Answer
Point $P(x,y)$ with $x=\frac{ab^2}{a^2+b^2}$. $y=\frac{a^2b}{a^2+b^2}$
Work Step by Step
Step 1. Assuming a point $P(x,y)$ on the line, we have $\frac{x}{a}+\frac{y}{b}=1$ or $y=b(1-\frac{x}{a})$
Step 2. The distance from the point to the origin is given by $D=\sqrt {x^2+y^2}$, let $S=D^2=x^2+b^2(1-\frac{x}{a})^2$
Step 3. We need to minimize $D$, which will reach a minimum when $D^2$ is at a minimum.

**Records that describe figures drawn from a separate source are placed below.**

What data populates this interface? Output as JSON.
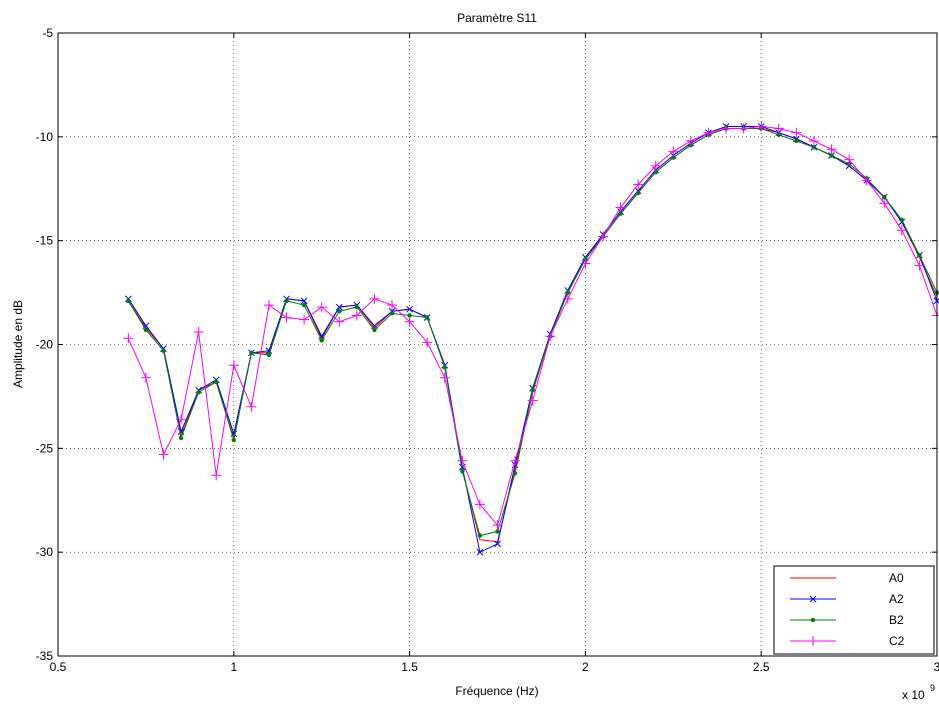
{
  "chart_data": {
    "type": "line",
    "title": "Paramètre S11",
    "xlabel": "Fréquence (Hz)",
    "ylabel": "Amplitude en dB",
    "x_exponent_label": "x 10",
    "x_exponent_power": "9",
    "xlim": [
      0.5,
      3.0
    ],
    "ylim": [
      -35,
      -5
    ],
    "xticks": [
      0.5,
      1,
      1.5,
      2,
      2.5,
      3
    ],
    "xtick_labels": [
      "0.5",
      "1",
      "1.5",
      "2",
      "2.5",
      "3"
    ],
    "yticks": [
      -35,
      -30,
      -25,
      -20,
      -15,
      -10,
      -5
    ],
    "ytick_labels": [
      "-35",
      "-30",
      "-25",
      "-20",
      "-15",
      "-10",
      "-5"
    ],
    "grid": true,
    "legend_position": "bottom-right",
    "x": [
      0.7,
      0.75,
      0.8,
      0.85,
      0.9,
      0.95,
      1.0,
      1.05,
      1.1,
      1.15,
      1.2,
      1.25,
      1.3,
      1.35,
      1.4,
      1.45,
      1.5,
      1.55,
      1.6,
      1.65,
      1.7,
      1.75,
      1.8,
      1.85,
      1.9,
      1.95,
      2.0,
      2.05,
      2.1,
      2.15,
      2.2,
      2.25,
      2.3,
      2.35,
      2.4,
      2.45,
      2.5,
      2.55,
      2.6,
      2.65,
      2.7,
      2.75,
      2.8,
      2.85,
      2.9,
      2.95,
      3.0
    ],
    "series": [
      {
        "name": "A0",
        "color": "#ff0000",
        "marker": "none",
        "values": [
          -17.9,
          -19.2,
          -20.2,
          -24.4,
          -22.2,
          -21.8,
          -24.5,
          -20.4,
          -20.4,
          -17.8,
          -17.9,
          -19.7,
          -18.2,
          -18.1,
          -19.2,
          -18.4,
          -18.3,
          -18.7,
          -21.0,
          -26.0,
          -29.4,
          -29.5,
          -26.0,
          -22.3,
          -19.5,
          -17.4,
          -15.8,
          -14.8,
          -13.7,
          -12.7,
          -11.7,
          -11.0,
          -10.4,
          -9.9,
          -9.6,
          -9.6,
          -9.6,
          -9.8,
          -10.1,
          -10.5,
          -10.9,
          -11.4,
          -12.1,
          -12.9,
          -14.1,
          -15.8,
          -17.7
        ]
      },
      {
        "name": "A2",
        "color": "#0000ff",
        "marker": "x",
        "values": [
          -17.8,
          -19.1,
          -20.2,
          -24.2,
          -22.2,
          -21.7,
          -24.3,
          -20.4,
          -20.3,
          -17.8,
          -17.9,
          -19.6,
          -18.2,
          -18.1,
          -19.1,
          -18.4,
          -18.3,
          -18.7,
          -21.0,
          -25.9,
          -30.0,
          -29.6,
          -25.8,
          -22.1,
          -19.5,
          -17.4,
          -15.8,
          -14.7,
          -13.6,
          -12.6,
          -11.6,
          -10.9,
          -10.3,
          -9.8,
          -9.5,
          -9.5,
          -9.5,
          -9.8,
          -10.1,
          -10.5,
          -10.9,
          -11.4,
          -12.1,
          -12.9,
          -14.1,
          -15.7,
          -17.9
        ]
      },
      {
        "name": "B2",
        "color": "#008000",
        "marker": "dot",
        "values": [
          -17.9,
          -19.3,
          -20.3,
          -24.5,
          -22.3,
          -21.8,
          -24.6,
          -20.4,
          -20.5,
          -17.9,
          -18.1,
          -19.8,
          -18.4,
          -18.2,
          -19.3,
          -18.5,
          -18.6,
          -18.7,
          -21.1,
          -26.1,
          -29.2,
          -29.0,
          -26.2,
          -22.2,
          -19.6,
          -17.5,
          -15.9,
          -14.8,
          -13.7,
          -12.7,
          -11.7,
          -11.0,
          -10.4,
          -9.9,
          -9.6,
          -9.6,
          -9.6,
          -9.9,
          -10.2,
          -10.5,
          -10.9,
          -11.3,
          -12.0,
          -12.9,
          -14.0,
          -15.7,
          -17.5
        ]
      },
      {
        "name": "C2",
        "color": "#ff00ff",
        "marker": "plus",
        "values": [
          -19.7,
          -21.6,
          -25.3,
          -23.6,
          -19.4,
          -26.3,
          -21.0,
          -23.0,
          -18.1,
          -18.7,
          -18.8,
          -18.2,
          -18.9,
          -18.6,
          -17.8,
          -18.1,
          -18.9,
          -19.9,
          -21.6,
          -25.6,
          -27.7,
          -28.7,
          -25.6,
          -22.7,
          -19.6,
          -17.8,
          -16.1,
          -14.8,
          -13.4,
          -12.3,
          -11.4,
          -10.7,
          -10.2,
          -9.8,
          -9.6,
          -9.6,
          -9.5,
          -9.6,
          -9.8,
          -10.2,
          -10.6,
          -11.1,
          -12.1,
          -13.2,
          -14.5,
          -16.2,
          -18.6
        ]
      }
    ]
  }
}
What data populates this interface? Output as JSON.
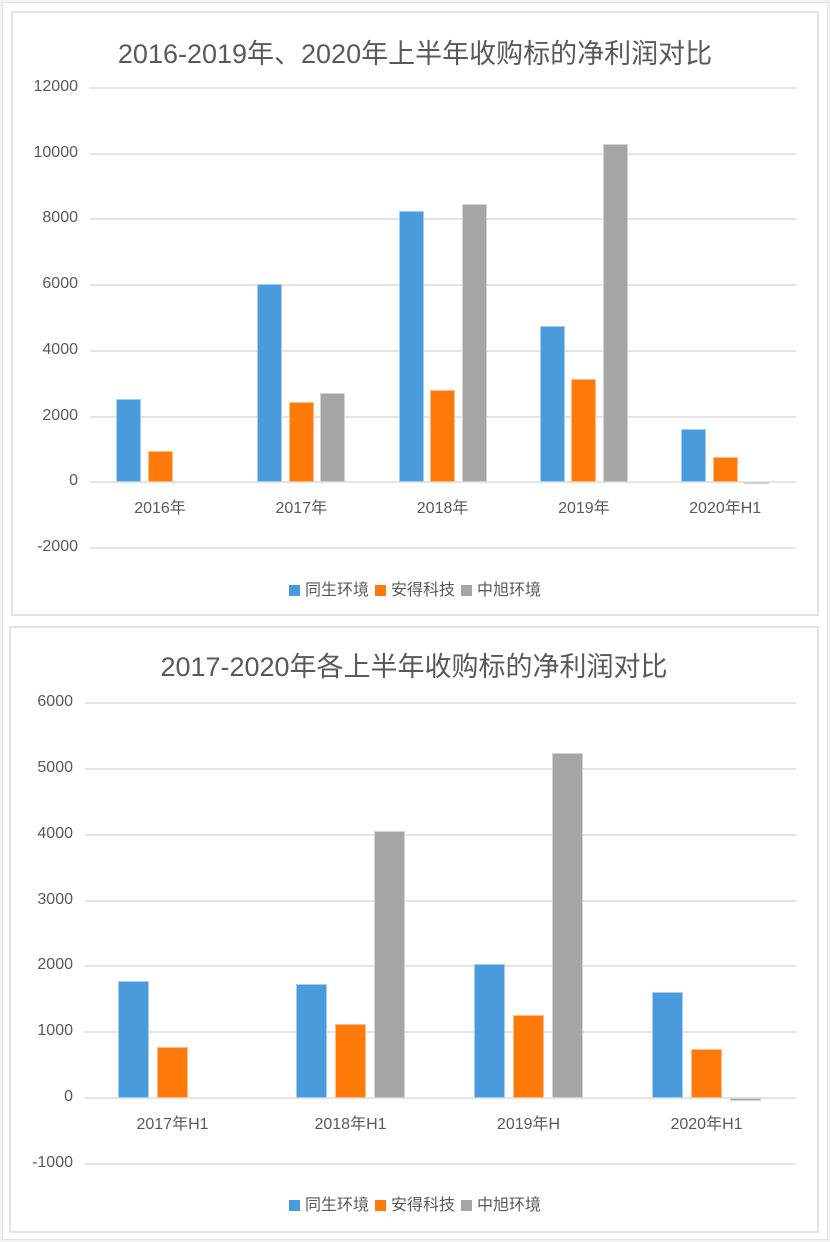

Step 4. $S'=2x+2b^2(1-\frac{x}{a})(-\frac{1}{a})$; let $S'=0$; we get $a^2x-b^2(a-x)=0$, which gives $x=\frac{ab^2}{a^2+b^2}$. Thus $y=b(1-\frac{x}{a})=b(1-\frac{b^2}{a^2+b^2})=\frac{a^2b}{a^2+b^2}$
Step 5. Check $S''=2-\frac{2b^2}{a}(-\frac{1}{a})=2+\frac{2b^2}{a^2}\gt0$ indicating a concave up region with a minimum distance.